Martha Bayne, founder of Soup & Bread, went out of her way for:

Heroines I read a sprawlingly sharp and exuberant interview between Gina Frangello and Kate Zambreno at the Rumpus and immediately went out to track down Zambreno’s new book, Heroines. Furiously researched, Heroines is Zambreno’s insistent attempt to move the “lost wives” of modernism—Jane Bowles, Viv Eliot, Zelda Fitzgerald— from the margins of their husbands’ reputations to their rightful place at the center of their own life stories. Why, Zambreno demands, is womens’ ambition so often pathologized, female creativity dismissed as hysteria? It’s a question as potent now as in Paris in the 20s (“Today Sally Bowles would totally audition for America’s Next Top Model and be cast as the alterna-crazy,” Zambreno quips), and Heroines reads with an almost physical urgency, as though written in a hot, hot heat, as Zambreno tangles and untangles historic and fictional literary ladies (Emma Bovary, Nicole Diver), all while chronicling her own creative frustration as she trails her husband from one backwater academic post to the next, trying to dig herself out of her own alienated funk.
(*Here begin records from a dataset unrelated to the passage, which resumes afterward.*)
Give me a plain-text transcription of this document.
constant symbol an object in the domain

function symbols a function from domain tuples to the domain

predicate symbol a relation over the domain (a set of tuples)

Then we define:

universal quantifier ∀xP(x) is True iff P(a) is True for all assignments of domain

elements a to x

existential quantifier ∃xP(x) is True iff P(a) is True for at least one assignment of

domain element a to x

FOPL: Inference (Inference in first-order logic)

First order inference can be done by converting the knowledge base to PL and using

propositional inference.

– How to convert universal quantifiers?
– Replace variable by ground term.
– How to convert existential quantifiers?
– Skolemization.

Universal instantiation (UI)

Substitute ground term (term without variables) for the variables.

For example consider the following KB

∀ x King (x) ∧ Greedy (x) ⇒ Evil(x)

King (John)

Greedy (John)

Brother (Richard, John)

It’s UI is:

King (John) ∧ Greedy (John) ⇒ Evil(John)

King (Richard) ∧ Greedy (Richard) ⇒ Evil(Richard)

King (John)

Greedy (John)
It’s totally smart, provocative, and oddly sexy.

Julia Borcherts, writer, teacher, editor, and lit series organizer, got her holiday kicks at:

We Three Lizas This gender-bending show from About Face Theatre Company is the holiday musical comedy of my dreams. The script by Scott Bradley—who stars as one of the Lizas—is hilarious but also more sophisticated than you might expect. The music by Alan Schmuckler—who leads the onstage jazz combo—is perfect for the edgy, sexy, fun story line, in which all hell breaks loose when a bitter design-house owner attempts to conjure up a Christmas wish and three versions of Liza Minnelli arrive instead.

A charming cast, splendid choreography, camp-tastic costumes, and top-notch opening cabaret acts to set the mood—can it get any better? Yes, it can. The adjacent lounge offers $5 specialty cocktails including a rum and peach bitters-based Mistletoe Kiss, served with a cinnamon stick.

The show runs through 12/23 at Steppenwolf Theatre Company’s Merle Reskin Garage Theatre.